All true, but those are PCs influencing NPCs. We're looking for examples of the less-common reverse, where NPCs can influence PCs without magic.
You want one from outside D&D, perhaps?
Let's look at FATE. Generally, in Fate-based games, social or mental conflicts are on the same mechanical basis as physical combat/conflict.
As you take hits in conflict, you take stress. If you run out of available stress boxes, you get "taken out".
You can shunt some stress into Consequences. The player gets significant say in what the consequences are, but needs GM approval (largely to make sure they are appropriate severity). But, you can only take so many Consequences.
To end the conflict, there are two choices:
First, someone may concede. If the player (not the character, the player) concedes, they get to narrate the conditions of their loss, so long as they don't negate the fact that they lost. So, for example, if it is a fight, the player can concede, and narrate how they get beaten, but escape out a window. The side that concedes can also end up with some Fate points to use later.

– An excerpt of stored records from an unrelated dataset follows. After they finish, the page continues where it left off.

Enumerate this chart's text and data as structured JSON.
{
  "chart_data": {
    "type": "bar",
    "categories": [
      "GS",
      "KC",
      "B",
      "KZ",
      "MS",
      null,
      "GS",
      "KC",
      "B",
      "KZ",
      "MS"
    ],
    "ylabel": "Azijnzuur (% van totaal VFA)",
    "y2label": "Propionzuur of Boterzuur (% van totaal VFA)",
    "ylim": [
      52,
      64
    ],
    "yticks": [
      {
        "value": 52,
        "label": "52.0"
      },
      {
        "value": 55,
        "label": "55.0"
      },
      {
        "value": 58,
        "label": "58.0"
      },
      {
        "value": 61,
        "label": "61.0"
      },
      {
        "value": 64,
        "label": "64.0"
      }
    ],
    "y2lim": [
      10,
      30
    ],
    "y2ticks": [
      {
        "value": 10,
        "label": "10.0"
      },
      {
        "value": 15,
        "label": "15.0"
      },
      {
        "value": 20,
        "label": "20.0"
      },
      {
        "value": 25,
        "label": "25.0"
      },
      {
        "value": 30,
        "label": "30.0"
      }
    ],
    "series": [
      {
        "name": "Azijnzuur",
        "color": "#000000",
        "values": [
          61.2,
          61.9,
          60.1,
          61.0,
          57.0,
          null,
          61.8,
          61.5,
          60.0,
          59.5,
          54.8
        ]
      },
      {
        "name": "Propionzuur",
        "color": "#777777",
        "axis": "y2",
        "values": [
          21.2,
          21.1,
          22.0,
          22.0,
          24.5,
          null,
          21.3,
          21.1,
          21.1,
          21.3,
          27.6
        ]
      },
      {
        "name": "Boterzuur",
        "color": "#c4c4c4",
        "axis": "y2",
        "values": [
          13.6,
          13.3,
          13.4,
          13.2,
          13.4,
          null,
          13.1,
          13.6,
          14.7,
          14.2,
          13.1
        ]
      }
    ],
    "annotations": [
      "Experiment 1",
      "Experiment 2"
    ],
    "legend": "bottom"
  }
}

If nobody concedes, then someone will get Taken Out. This is like conceding, except the *other guy* gets to narrate how you lose, within the scope of the conflict and social contract of the table. If you are in a knife fight, and it isn't a "no PC-death" game, then if you get Taken Out, the other guy can say, "...and I kill the character."

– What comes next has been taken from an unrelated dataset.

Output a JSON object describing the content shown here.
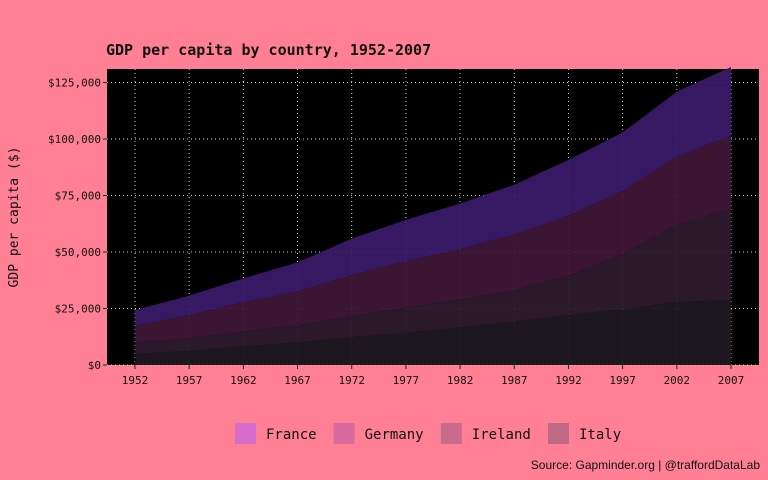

So, if it is within the social contract of the table, you can imagine a party scoundrel-type getting into a social conflict with an attractive person at the inn - "Who seduces who?" This could easily end with the narration that the PC is seduced, and in the morning they find that the key to the ancient treasure vault has been stolen from their pack. No magic involved, but within the scope of the conflict, the PCs actions can be narrated by someone else, all within the rules.
The bottom line in this system is that if you don't want someone else narrating what happens to you, you do not fight to the last stress box. If you soldier on, you are accepting any result within the scope of the conflict.